We are using the Flux Architecture which is something facebook made to make application syncing easier Flux exapnds on React’s data relationship by introducing the concept of Stores, containers for app’s state objects and a new workflow for modifying the state over time

  • Store in a Flux app has a callback func which is registered with a Dispatcher
  • Views (similar to React components) can trigger Actions [An object that has data on thing that just happend… it could include new data that was input into a form in the app] as well as an action type [a constant that describes the type of Action being performed]
  • The action is then sent to the dispatcher
  • The dispatcher propagates this action to all the various registered store callbacks
  • If t he store can tell that it was affected by an action (because the action type is related to its data) it will update itself and therefore the contained state. Once updated it’ll emit a change event
  • Special Views called controller views (container components) will be listening for these change events and when they get one, they know they should fetch the new Store data
  • Once fetched they call setState() with the new data, causing the component inside the View to re-render

Since we are using Redux in the mock F8 application, the website also talks about this

Redux is a framework implementation of the Flux architecture but it also strips it down. There is no dispatcher in Redux, and there is only one store for the state of the entire app

  • React components can cause Actions to be triggered, for example by a button click
  • Actions are an object (containing a type label and other data related to the Action) sent to the Store via the dispatch functiona
  • The store then takes the action payload and sends it to the Reducers along with the current state tree (object that contains all state data in a particular structure)
  • A reducer is a pure function that takes the previous state and an Action, then returns a new state based on any changes that the action might have indicated. A redux app can have one reducer, but most app will end up using several that each handle a different part of the state
  • The store recieves this new state and replaces the current one with it.

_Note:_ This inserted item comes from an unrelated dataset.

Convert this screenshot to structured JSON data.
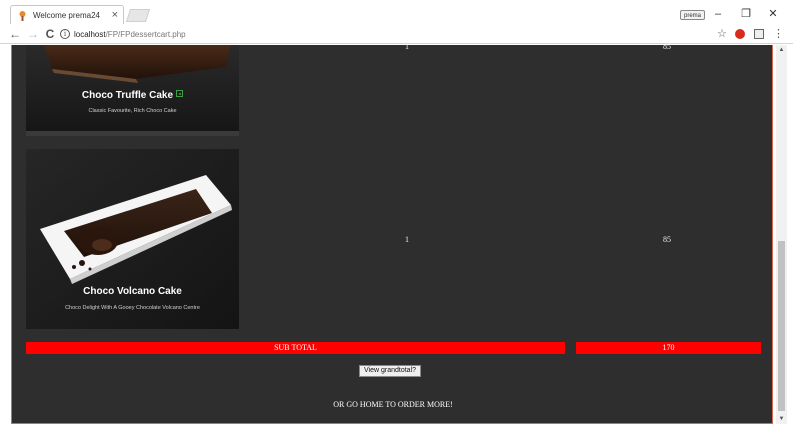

When a state is updated, it is technically replaced
  • When the state changes, the Store triggers a change event
  • Any react component that have subscribed to the change event make a call to retrieve the new state from the store
  • The components are updated with the new state

Store is only concerned with holding the state, compoonents in the view are only concerned with displaying data and triggering Actions Actions are only concerned with indicating that something in the state has changed and including data aobut what it was Reducers are only concerned with combining an old state and mutating Actions into a new state

  • Actions are the only way to trigger a state change, this centralizes this process away from the UI components, and because they are properly ordered by the Reducer it prevents race conditions
  • state becomes essentially immutable and a series of states each representing an individual change are created this gives you a clear and easily traceable state history within your app

Building the data layer

F8 uses a middle ware to perform persistant storage using Redux Persist

var middlewareWrapper = applyMiddleware(...);
var createF8Store = middlewareWrapper(createStore(reducers));

function configureStore(onComplete: ?() => void) {
  const rehydrator = autoRehydrate();
  const store = rehydrator(createF8Store);
  persistStore(store, {storage: AsyncStorage}, onComplete);
  return store;

applyMiddleware() returns a function that will ehnace the store object so we wrap Redux’s createStore() function in the enhancer “applyMiddleWare”, and the resulting enchanced store object is saved in createF8Store.